Earlier in August 2011, the government had gunned down Megasteel's proposal for a safeguard petition to impose an additional 35% import duty on HRC on top of the existing 25% following strong objections from local downstream steel players and foreign HRC exporters.
This was despite Megasteel's plea that the influx of imported HRC into Malaysia had caused serious injury to its business in terms of declining market share, sales, production, capacity utilization, insufficient cash flow and net losses.
While the Government's decision on Megasteel's latest proposal is still unclear, Megasteel, the country's sole producer of HRC, however, expressed strong optimism to StarBiz recently that this time around the Government would likely give the green light. This is given the excessive importation of HRC and other flat products like cold rolled coils, galvanized iron, electro galvanized and color sheets from non ASEAN countries, which were duty exempted but easily available locally.
The act of these errant downstream producers is also not in line with the ASEAN Free Trade Area agreement on steel industry. Furthermore, despite the termination of Megasteel's safeguard measures, the Government had indicated that it was still open to other options to help Megasteel and other flat-steel producers with their plight.
In another development, Lion Group's intention to liquidate its steel assets in Malaysia to foreign parties could likely be put on hold. This could be overshadowed by a series of negative events relating to Europe's sovereign debt crisis and a downgrade in US' country rating by Standard & Poor's.
OSK Research in its latest steel sector update that "While we continue to think Lion Group would be keen to part with its controlling stake in its respective steel units, negotiations may be time consuming. Buyers may take their time and hold out for a better deal, given the weak economic backdrop."
According to Lion Group's website, the major companies under its steel division in Malaysia include Megasteel, Amsteel Mills Sdn Bhd, Antara Steel Mills Sdn Bhd, Bright Steel Sdn Bhd, Lion Blast Furnace Sdn Bhd, Lion DRI Sdn Bhd, Lion Plate Mills Sdn Bhd, Lion Steelworks Sdn Bhd and Secomex Manufacturing (M) Sdn Bhd.

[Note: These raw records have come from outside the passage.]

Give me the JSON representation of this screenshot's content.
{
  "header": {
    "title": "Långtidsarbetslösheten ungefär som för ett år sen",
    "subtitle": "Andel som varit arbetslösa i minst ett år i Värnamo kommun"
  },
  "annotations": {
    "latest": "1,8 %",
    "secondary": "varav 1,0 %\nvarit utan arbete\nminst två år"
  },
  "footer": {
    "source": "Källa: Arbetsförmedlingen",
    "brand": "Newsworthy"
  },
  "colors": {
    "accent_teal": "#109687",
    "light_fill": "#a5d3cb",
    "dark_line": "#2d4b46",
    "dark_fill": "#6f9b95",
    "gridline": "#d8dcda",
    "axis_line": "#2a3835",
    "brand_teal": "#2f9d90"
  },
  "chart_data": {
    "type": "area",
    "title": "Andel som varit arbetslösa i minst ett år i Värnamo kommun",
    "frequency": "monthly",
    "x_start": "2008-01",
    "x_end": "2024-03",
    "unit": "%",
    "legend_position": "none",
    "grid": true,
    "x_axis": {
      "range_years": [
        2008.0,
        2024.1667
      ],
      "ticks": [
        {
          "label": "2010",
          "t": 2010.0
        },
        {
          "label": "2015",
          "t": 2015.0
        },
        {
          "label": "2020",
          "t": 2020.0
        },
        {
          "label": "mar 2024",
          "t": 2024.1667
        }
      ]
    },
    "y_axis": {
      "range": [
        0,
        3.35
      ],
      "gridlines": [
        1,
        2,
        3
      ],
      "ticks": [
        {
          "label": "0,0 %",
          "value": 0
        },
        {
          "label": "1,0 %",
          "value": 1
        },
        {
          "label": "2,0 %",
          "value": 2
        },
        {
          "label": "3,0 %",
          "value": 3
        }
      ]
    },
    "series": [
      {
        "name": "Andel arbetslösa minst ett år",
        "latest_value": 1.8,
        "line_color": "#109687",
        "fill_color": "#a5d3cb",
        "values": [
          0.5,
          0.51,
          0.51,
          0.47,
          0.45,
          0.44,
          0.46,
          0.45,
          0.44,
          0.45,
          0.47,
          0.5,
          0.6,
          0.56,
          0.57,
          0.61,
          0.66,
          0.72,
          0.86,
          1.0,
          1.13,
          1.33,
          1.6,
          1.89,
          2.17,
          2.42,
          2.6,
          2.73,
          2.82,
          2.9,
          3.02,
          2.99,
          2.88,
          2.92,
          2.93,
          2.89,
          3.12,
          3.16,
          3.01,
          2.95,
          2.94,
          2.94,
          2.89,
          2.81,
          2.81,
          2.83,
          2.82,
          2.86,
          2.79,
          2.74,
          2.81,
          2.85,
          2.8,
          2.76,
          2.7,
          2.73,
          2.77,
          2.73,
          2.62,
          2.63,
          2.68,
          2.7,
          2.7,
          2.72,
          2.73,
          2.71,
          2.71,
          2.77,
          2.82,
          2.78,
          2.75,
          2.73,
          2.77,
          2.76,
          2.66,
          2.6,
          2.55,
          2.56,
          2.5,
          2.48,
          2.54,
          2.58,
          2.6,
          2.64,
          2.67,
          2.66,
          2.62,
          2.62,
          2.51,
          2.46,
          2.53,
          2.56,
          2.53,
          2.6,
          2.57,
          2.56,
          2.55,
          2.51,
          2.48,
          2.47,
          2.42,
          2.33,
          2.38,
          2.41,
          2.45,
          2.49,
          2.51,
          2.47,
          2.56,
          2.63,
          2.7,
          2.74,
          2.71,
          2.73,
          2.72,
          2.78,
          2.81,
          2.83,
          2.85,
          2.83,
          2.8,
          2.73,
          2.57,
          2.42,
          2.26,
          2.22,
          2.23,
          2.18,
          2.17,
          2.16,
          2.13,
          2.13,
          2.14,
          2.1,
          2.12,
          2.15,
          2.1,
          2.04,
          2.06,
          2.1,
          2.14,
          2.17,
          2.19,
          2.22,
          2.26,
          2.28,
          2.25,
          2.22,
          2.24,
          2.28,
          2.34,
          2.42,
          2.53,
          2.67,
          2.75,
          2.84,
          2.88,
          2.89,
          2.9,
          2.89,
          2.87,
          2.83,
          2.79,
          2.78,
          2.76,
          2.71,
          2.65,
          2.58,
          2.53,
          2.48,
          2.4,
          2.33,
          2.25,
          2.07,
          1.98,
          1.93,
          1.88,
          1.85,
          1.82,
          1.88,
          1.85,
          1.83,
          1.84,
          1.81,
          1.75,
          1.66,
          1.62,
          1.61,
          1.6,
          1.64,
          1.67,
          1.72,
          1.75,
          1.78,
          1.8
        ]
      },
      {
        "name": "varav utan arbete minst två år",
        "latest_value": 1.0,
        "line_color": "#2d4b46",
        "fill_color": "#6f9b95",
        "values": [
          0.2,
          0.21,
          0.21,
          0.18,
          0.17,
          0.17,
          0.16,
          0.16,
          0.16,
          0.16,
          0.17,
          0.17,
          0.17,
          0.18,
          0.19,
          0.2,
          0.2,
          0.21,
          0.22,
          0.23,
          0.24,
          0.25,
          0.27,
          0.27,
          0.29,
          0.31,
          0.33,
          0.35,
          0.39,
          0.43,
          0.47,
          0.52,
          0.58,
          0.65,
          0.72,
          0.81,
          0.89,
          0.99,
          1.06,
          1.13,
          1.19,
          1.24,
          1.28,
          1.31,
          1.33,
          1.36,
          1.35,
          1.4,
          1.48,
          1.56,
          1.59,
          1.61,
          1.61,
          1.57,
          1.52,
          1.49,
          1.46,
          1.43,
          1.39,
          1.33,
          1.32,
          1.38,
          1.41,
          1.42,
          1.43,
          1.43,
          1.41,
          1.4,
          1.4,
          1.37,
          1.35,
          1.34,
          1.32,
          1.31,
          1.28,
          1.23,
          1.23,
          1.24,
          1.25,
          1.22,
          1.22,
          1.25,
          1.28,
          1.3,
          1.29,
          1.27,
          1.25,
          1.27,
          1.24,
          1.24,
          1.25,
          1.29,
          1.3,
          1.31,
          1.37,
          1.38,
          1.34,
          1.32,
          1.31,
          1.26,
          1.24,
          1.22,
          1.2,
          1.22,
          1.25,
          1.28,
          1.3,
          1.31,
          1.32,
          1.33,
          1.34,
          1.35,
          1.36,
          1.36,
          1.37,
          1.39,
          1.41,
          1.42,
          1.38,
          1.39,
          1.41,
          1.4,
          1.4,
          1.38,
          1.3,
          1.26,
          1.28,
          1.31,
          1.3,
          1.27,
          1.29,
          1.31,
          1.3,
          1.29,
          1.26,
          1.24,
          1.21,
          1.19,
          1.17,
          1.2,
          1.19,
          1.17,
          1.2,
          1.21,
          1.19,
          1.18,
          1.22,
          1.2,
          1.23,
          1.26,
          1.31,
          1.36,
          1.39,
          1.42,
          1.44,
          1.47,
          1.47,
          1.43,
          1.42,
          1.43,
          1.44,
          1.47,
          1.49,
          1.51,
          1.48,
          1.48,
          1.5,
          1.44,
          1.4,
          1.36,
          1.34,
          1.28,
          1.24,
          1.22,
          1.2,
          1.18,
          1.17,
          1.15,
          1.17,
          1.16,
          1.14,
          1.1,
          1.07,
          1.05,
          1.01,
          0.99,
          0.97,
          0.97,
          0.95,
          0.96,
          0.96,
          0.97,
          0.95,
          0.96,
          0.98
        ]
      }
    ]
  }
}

OSK Research, in its report, described Perwaja Holdings Bhd as a possible front runner to be awarded an iron ore mining concession by the Terengganu government. There are still no detailed information on the size and concession period but the location for the iron ore mine is highly speculated to be in Bukit Besi.
According to sources, the sprawling 2,400 hectares Bukit Besi is estimated to hold in excess 50 million tonnes of iron ore reserves. The research unit pointed out that the two major shareholders of Perwaja, Mr Tan Sri Abu Sahid Mohamed of Maju Holdings Sdn Bhd and Mr Tan Sri Pheng Yin Huah of Kim Kee Holdings Sdn Bhd, had strong political backing at the federal and state levels, which would stand the company in good stead at securing a mining concession.